Most Popular Articles for 2013

Now in its third year, Urban Land Online saw a record traffic month in July. While we hate to play favorites -- Apgar Award notwithstanding -- we did want to recognize the articles from last year that helped make our traffic numbers possible.

Now in its third year, Urban Land Online’s web traffic reached new heights in 2013, thanks in part to record attendance at the ULI Fall and Spring Meetings in Chicago and San Diego respectively.

While we hate to play favorites -- Apgar Award notwithstanding -- we did want to recognize the articles and authors from last year that helped make our traffic numbers possible. Below are the most popular articles from all of 2013.

1. The Fading Differentiation between City and Suburb

For the January/February issue of the magazine, visiting ULI fellow Richard Florida talked about his book The Great Reset and how the recent financial crisis has brought about structural changes that are becoming permanent. Said Florida, “The decline of the old manufacturing economy and the concurrent rise of the postindustrial creative economy have been every bit as traumatic as the decline of the agricultural economy and the rise of industry in the 19th century. . . . It is more than just the crisis itself; it is the fundamental changes that follow crisis—changes not just in how we make and consume goods, but in how we live and work.”

2. Medellín Voted Most Innovative City

As part of a partnership with the Wall Street Journal and CitiCorp, ULI helped organize a contest to name the world’s most innovative city. The finalists included New York City, Tel Aviv, and Colombia’s Medellín. After the votes were counted, Medellín emerged as the winner. Since the award was announced, the city has been honored by the Rockefeller Foundation as part of the 100 Resilient Cities Centennial Challenge and is increasingly becoming a popular tourist destination. The three articles on the finalist cities were written by Michael Mehaffy, Bendix Anderson, and Leslie Braunstein.

3. New Suburbanism: Reinventing Inner-Ring Suburbs

As part of our record-breaking month for traffic in July, D. Jamie Rusin, Sean Slater, and Ryan Call of ELS Architecture and Urban Design in Berkeley, California, cowrote a piece on how inner-ring suburbs are incorporating urbanist principles, such as more densification and mixing of uses, with a lot of great images of projects like Mueller Town Center in Austin, Texas. The piece concluded: “Whereas the revitalization of the core of cities was the siren call for previous generations of urban planners, the focus now should be on redeveloping the anonymous arterial roads, dispersed uses, and strip centers that dominate so much of the American landscape.”

4. Eight Qualities of Pedestrian- and Transit-Oriented Design

This was an excerpt of ULI’s latest publication Pedestrian- & Transit-Oriented Design, authored by Reid Ewing and Keith Bartholomew of the University of Utah. The book synthesizes nearly a half-century of urban design theory in ways that are meaningful and useful to urban planners, planning commissioners, city council members, developers, and citizens who desire more livable environments.

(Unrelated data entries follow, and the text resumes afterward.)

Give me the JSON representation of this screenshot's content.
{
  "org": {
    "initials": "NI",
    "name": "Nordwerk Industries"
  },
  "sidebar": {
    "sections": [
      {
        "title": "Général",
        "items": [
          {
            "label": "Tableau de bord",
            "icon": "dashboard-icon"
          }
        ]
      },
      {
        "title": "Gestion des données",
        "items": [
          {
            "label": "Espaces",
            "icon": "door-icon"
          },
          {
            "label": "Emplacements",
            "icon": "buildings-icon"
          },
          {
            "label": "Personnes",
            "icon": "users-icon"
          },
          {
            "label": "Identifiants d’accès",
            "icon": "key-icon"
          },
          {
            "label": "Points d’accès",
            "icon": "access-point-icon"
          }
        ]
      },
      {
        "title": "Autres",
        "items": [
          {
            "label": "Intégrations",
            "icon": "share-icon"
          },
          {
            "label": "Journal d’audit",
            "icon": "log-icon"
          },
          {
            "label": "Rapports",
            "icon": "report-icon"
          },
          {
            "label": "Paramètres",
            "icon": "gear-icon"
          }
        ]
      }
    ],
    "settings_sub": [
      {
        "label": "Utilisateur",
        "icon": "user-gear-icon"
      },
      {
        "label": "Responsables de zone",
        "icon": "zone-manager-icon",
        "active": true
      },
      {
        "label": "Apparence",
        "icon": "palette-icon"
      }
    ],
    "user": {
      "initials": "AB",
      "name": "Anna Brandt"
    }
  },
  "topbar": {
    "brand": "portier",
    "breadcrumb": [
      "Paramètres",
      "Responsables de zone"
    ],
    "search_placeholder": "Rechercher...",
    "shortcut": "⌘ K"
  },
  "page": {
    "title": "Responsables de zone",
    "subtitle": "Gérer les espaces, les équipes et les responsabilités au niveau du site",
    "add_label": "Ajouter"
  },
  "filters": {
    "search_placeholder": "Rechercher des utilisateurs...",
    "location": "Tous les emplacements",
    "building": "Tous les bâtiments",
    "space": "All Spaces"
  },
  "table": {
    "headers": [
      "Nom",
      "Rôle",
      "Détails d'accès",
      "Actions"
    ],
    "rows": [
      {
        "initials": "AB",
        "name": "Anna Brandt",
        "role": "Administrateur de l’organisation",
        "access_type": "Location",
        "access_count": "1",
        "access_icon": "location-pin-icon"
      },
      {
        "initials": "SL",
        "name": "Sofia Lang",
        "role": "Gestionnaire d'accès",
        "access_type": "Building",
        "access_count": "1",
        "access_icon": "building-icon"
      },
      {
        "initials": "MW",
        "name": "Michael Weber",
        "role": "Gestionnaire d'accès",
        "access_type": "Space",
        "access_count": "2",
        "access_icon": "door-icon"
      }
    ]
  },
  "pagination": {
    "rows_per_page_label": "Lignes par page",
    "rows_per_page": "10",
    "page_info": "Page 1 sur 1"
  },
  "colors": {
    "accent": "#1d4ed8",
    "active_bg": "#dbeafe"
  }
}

5. All Aboard: Rail-Centric Construction Gets Back on Track

Another piece that contributed to our record traffic month in July was Jeffrey Spivak’s piece about rebuilding around America’s train stations. With renderings from the renovation of Washington, D.C.’s Union Station among them, this book contains a lot of great examples of how rail-centric development is increasing across the country after decades of decline. “Ten or 15 years ago, it was rare for a community to propose a new Amtrak station, but in the past few years, it has just ballooned,” John Bender, a program manager for Amtrak station planning, says in the piece.

Brett Widness is the managing editor of Urban Land. Previously, he worked in online editorial at the Washington Post, AARP, and AOL, now part of Yahoo!